The entire meal, shown below, was a honey baked chicken (with paprika, ginger, and a touch of nutmeg), the gnocchi, and broccoli.


I’m not sharing the original recipe. As I said, the flour portions were off, so I’m concerned that the other ingredients were a bit off. I may use it again, now a little wiser on the flour, and play around with the other measurements. We’ll have to see.

We did have a Mystery Box this week that came out wonderfully. As soon as the Chef sends me pictures, I’ll post about it.

Puerto Rican Cheese Fritters

January1

I found this recipe on TasteSpotting last night, and we decided to give it a try today as a possible alternative to the standard Mozzarella Sticks. The recipe here is pretty much what was posted to TS, but I did make modifications in the procedure based on what we learned today. Changes we’ve already tried will follow the recipe, as well as a few other notes.

Puerto Rican Cheese Fritters

2 c. water
1 tsp salt
1 1/4 c. cornmeal
1 c. shredded cheese
oil for frying

Boil water and salt, remove from heat and slowly stir in cornmeal to avoid lumps, add cheese. Let cool, then place in fridge for about 30 minutes (cover to avoid having the top drying out and getting crusty). Heat oil to about 350*. Using about 2 tsp per fritter, form cornmeal mixture into oblongs about 2″ long. Fry until golden and done on the inside.


The first thing we noticed is that the cheese we chose wasn’t particularly strong enough: there wasn’t a whole lot of flavor. In fact, the fritter seemed more like a cornmeal version of hush puppies and were pretty bland. (We were trying them without any dipping sauce to get an idea on their flavor before we played with them; and we’d fry one, taste, make a few changes, then fry another.) We used queso fresco crumbling cheese, and the mild flavor of the cheese was overwhelmed by the cornmeal, at least at these measurements.

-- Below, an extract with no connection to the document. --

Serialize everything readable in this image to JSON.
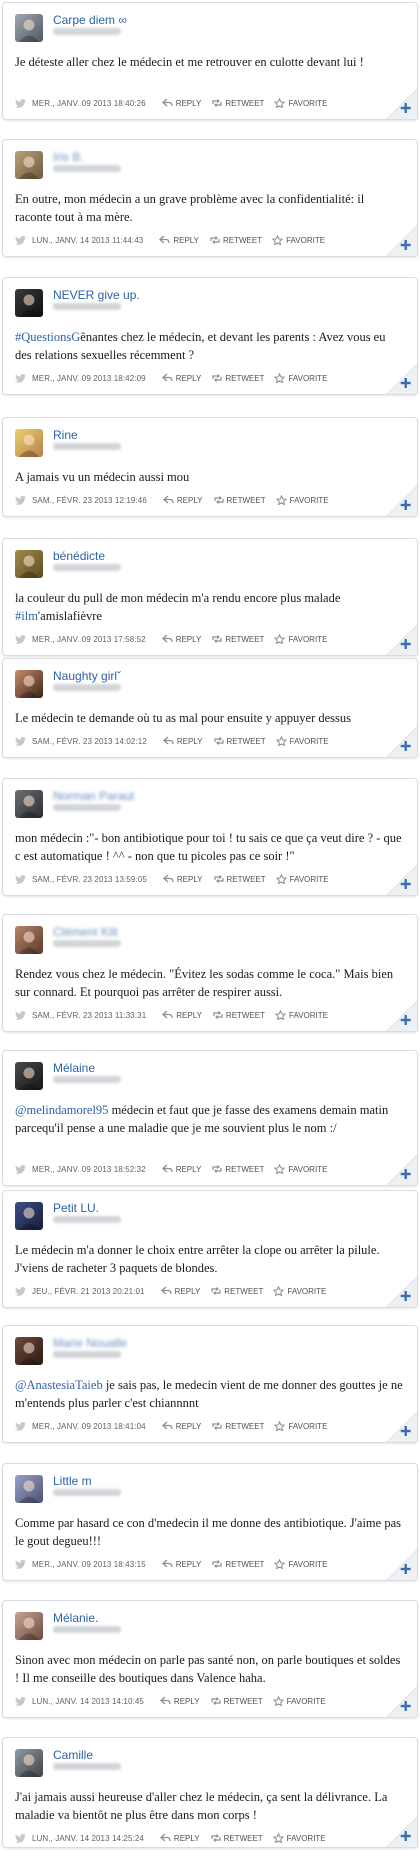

So, we increased the cheese until we had about 2 1/2 cups. We also added about 1 1/2 TBL paprika and 1/4 to 1/2 tsp red pepper. While all this helped, we’re thinking about adding some cubano peppers. We still have some of the dough left, so we’ll make the adjustment and I’ll edit to indicate how it came out. We like to taste the food we’re making without overwhelming it with too much spice, but this one just might need the spice to work out.

The other thing I noticed was that you definitely have to watch the oil temp and the thickness of the fritters or they won’t cook through.

Even if we tinker with this recipe enough to where we like it at home, I’m not sure it will land in SaxyK’s. I don’t think it would work well as a catering recipe since it’s definitely a serve hot recipe, but it might work in the restaurant.

Or the Chef may just want to stick with Mozzarella Sticks. ;)


ETA: So we tried adding the peppers (1 each poblano and cubano), and the things fell apart in the oil. don’t know if we’ll be trying again. We’ll see.